The state introduced the testimony of another psychiatrist who had interviewed the accused shortly after his admission to the mental hospital. The doctor admitted that he did not then accomplish a final diagnosis; however, he testified that his initial impression was that the accused exhibited no signs of psychosis upon admission but was simply an anti-social personality. This psychiatrist further testified that he felt it impossible for a psychiatrist to determine whether an accused had known the difference from right or wrong at the time of his crime, if the psychiatrist did not examine the accused until eighteen months or more after the crime had been committed (as had the accused’s psychiatrists).

In addition, the accused’s actions immediately before and immediately after the crime could afford some basis for jury doubt that his behavior resulted from a mental condition, rather that simply from a desire for revenge because he had been told to leave the victim’s premises.

No lay witnesses from the community testified as to bizarre behavior in the past. The defense is based solely upon the strong expert evidence of legal insanity, based primarily on interviews with and observations of the accused some two years after the offense. This, however, is somewhat countered by evidence permitting reasonable factual inference to the contrary of their opinion.

We cannot say the evidence that the accused was not guilty by reason of insanity is so insufficient that the trial judge abused his discretion by denying a new trial.

Other Assignments

The other assignments are without merit:

Assignment 2: The trial court did not err in refusing a special written charge, because the general charge fairly conveyed its substance. La.C.Cr.P. art. 807.

Assignment 3: The general charge stating the burden of the defendant to establish insanity, La.C.Cr.P. Art. 652, could have been clearer; but it does not misstate the law or constitute reversible error.

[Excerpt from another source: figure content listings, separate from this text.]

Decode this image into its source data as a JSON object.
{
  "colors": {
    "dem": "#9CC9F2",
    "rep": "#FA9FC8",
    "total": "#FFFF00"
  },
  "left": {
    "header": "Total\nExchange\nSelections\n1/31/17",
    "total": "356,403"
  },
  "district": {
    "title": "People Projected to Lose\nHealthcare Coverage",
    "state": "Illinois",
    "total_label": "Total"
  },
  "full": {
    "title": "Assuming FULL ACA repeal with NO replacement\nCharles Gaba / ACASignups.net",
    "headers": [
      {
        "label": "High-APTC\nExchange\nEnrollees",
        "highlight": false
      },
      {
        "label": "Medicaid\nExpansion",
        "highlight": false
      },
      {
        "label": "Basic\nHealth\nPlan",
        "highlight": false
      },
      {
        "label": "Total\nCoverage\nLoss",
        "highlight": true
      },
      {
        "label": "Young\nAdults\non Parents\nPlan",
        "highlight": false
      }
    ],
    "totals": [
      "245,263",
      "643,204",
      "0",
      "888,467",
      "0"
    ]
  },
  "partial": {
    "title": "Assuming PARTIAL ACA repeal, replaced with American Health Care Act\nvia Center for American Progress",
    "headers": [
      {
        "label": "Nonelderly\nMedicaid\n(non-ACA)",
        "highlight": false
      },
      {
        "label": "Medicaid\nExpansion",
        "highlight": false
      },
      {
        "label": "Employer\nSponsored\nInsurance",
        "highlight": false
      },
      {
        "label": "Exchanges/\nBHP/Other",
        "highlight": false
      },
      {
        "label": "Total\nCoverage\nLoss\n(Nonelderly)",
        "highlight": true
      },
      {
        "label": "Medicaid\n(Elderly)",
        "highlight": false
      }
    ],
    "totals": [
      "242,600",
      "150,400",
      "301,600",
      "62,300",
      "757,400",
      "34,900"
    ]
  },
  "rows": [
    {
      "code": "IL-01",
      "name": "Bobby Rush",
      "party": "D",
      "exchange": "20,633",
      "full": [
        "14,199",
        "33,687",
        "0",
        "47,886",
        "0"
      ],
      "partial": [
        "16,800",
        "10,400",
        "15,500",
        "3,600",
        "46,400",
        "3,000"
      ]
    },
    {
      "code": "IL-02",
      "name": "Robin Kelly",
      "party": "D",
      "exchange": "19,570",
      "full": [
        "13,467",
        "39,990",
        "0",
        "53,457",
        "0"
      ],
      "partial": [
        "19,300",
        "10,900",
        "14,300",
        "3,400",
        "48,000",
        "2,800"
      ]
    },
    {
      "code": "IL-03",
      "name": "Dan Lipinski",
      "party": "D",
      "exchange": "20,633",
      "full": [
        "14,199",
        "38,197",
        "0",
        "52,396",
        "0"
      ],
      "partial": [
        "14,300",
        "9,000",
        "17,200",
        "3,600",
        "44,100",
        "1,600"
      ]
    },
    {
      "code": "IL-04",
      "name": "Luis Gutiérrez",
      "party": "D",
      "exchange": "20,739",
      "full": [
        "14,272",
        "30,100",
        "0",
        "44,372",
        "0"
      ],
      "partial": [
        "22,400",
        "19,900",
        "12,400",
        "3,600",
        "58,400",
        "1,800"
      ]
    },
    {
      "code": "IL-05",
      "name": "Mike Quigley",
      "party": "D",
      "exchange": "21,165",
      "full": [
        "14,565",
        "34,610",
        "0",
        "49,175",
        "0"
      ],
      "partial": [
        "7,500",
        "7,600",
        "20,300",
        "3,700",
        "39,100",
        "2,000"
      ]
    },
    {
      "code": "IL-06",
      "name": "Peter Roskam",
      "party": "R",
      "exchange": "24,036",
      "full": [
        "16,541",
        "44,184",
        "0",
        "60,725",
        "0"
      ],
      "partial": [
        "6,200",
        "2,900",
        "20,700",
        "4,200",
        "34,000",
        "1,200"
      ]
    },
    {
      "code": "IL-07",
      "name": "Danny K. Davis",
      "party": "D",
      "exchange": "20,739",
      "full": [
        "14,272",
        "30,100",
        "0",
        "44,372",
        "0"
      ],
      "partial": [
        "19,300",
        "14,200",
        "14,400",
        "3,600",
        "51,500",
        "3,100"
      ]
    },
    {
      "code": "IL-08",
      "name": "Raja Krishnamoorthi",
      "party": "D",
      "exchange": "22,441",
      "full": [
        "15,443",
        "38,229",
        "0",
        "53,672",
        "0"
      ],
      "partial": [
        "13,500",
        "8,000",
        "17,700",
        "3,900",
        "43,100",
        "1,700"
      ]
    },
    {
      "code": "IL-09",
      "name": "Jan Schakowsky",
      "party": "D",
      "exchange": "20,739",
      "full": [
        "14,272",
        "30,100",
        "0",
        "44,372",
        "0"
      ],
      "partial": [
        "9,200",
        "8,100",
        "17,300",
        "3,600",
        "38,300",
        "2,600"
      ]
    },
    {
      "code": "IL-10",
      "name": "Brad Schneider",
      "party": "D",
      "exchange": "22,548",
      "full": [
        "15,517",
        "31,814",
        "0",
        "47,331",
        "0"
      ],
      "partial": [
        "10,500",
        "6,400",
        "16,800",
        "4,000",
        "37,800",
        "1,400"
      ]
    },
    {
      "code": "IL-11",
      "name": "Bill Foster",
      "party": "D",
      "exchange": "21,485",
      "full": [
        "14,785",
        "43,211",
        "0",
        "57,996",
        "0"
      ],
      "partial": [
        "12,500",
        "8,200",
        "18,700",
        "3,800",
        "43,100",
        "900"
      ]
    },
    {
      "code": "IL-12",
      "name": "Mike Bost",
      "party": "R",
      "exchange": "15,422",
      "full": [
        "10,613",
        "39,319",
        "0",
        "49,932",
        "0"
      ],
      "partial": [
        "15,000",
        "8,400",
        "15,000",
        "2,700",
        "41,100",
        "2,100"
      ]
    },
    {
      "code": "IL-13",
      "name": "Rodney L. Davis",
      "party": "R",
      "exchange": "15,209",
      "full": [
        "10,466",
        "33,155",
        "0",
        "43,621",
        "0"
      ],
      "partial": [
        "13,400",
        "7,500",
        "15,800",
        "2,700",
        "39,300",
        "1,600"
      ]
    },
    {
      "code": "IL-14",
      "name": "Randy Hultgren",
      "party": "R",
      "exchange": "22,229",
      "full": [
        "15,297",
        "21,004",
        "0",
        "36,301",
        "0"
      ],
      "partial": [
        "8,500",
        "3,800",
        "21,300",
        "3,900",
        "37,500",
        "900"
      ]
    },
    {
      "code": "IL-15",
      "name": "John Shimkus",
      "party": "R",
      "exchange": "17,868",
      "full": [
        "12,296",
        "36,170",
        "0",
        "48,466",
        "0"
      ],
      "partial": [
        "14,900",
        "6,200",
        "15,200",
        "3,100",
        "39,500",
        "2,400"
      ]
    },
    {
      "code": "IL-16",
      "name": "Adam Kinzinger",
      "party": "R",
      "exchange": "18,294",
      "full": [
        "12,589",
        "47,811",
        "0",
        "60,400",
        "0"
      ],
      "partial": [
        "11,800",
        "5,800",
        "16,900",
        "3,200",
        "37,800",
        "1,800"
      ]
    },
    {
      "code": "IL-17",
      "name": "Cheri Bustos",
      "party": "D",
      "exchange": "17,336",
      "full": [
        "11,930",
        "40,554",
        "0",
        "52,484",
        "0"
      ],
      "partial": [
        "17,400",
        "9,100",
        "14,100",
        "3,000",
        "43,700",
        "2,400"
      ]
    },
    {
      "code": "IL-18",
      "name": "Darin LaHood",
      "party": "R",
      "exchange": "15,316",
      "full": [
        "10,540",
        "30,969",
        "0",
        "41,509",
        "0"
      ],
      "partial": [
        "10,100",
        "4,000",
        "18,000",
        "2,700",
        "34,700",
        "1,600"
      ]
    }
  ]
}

Assignment 4: Inadvertently, after agreeing on defendant’s objection to delete it, the trial court in defining for the jury a legal presumption and listing various examples (e. g., “that the defendant is innocent”), included as one of the examples “that the grand jury was legally constituted.”

The state agrees that, upon objection, this example should have been deleted, if defendant felt that it unnecessarily reminded the jury of the grand jury indictment. However, as the state likewise urges, this oblique reference to the grand jury was not prejudicial to the defendant (since the legal constitution of the grand jury was not remotely an issue in the case), especially since the trial court had earlier emphasized that a grand jury indictment carried no weight of presumption of guilt and that an indictment should not influence the jury in its consideration of the case.

Decree

Accordingly, finding no merit to the assignments of error, we affirm the conviction and sentence.

AFFIRMED.

SANDERS, C. J., concurs.

SUMMERS, J., concurs.

MARCUS, J., concurs and assigns reasons.

MARCUS, Justice

(concurring).

I disagree with the majority treatment of the denial of a new trial. Where error is assigned to the refusal of the trial judge to grant a motion for a new trial grounded on the allegation that the verdict is contrary to the law and evidence (La.Code Crim.P. art. 851(1)), nothing is presented for our review. State v. Jack, 332 So.2d 464 (La.1976). Accordingly, I respectfully concur in the result.